Le « surréalisme révolutionnaire » d’André Masson à la Galerie Jean-François Cazeau

Le « surréalisme révolutionnaire » d’André Masson à la Galerie Jean-François Cazeau

La Galerie Jean-François Cazeau marque une étape du parcours « Paris surréaliste » avec cette rétrospective consacrée à André Masson, figure majeure du mouvement.

 

 

/// Emma Boutier

 

 

Jean-François Cazeau expose un André Masson kaléidoscopique, relevant le défi de reconstituer un panorama de l’histoire de l’art du XXe siècle à travers un seul artiste. Membre fondateur du Surréalisme, André Masson ne connaît pas d’étiquette. Dynamique, compulsive et puissante, sa pratique de l’art déborde des courants artistiques, en croisant Cubisme et Fauvisme, pour s’épanouir dans l’abstraction lyrique parisienne et l’expressionnisme abstrait new-yorkais. La circulation des innovations de Masson est à l’image de sa vision du monde : un flux perpétuel.

Retour sur l’exposition à travers une sélection d’oeuvres. 

 

 

André Masson, Poursuite, 1933. Courtesy Galerie Jean-François Cazeau

 

 

Une philosophie bacchanale

Poursuite condense les réflexions formelles et philosophiques de Masson. La nervosité des traits et l’agressivité des couleurs reflètent l’intérêt du peintre pour les pulsions primaires de l’inconscient. L’humain et l’animal s’entrechoquent, se confondent presque, dans cette toile angoissée qui semble figurer une orgie délirante. En tant que fervent lecteur de Nietzsche, il identifie son mal-être, causé par son expérience de la Première Guerre mondiale, à une pulsion dionysiaque associant violence et érotisme.

Non loin de ce tableau est exposée Dans la forêt (1943), une sculpture de Masson qui éclaire son idée de la pulsion. Deux créatures s’étreignent jusqu’à former une masse hybride, à peine identifiable.
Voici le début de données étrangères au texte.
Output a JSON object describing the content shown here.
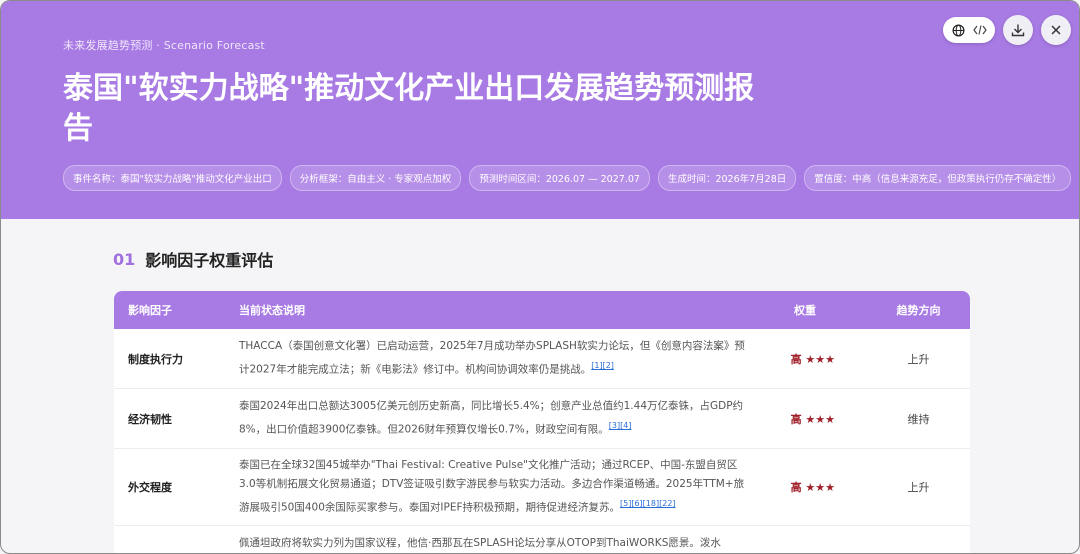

On reconnaît cependant le Minotaure dans le visage à gueule ouverte, créature duale fruit du courroux divin et du désir humain. Une personnification idéale de la pulsion dionysiaque, qui dévoile le sous-texte mythologique de la vision du monde de Masson. Le traitement sensuel, sensible par la présence des traces de doigts dans l’argile, préfigure un art de l’instinct qui accorde plus d’importance à la matière.

 

Une soumission volontaire aux forces de la nature

Si le thème de la forêt évoque inévitablement le Romantisme, l’art de Masson est très loin des velléités conquérantes de Friedrich : dans Sentier Sous Bois (1923), la promesse d’un voyage infini cède la place à une nature dominante. Le cadrage serré et l’entremêlement des branches qui poussent en dehors des limites de la toile figurent une nature incontrôlable, étouffante, en croissance permanente.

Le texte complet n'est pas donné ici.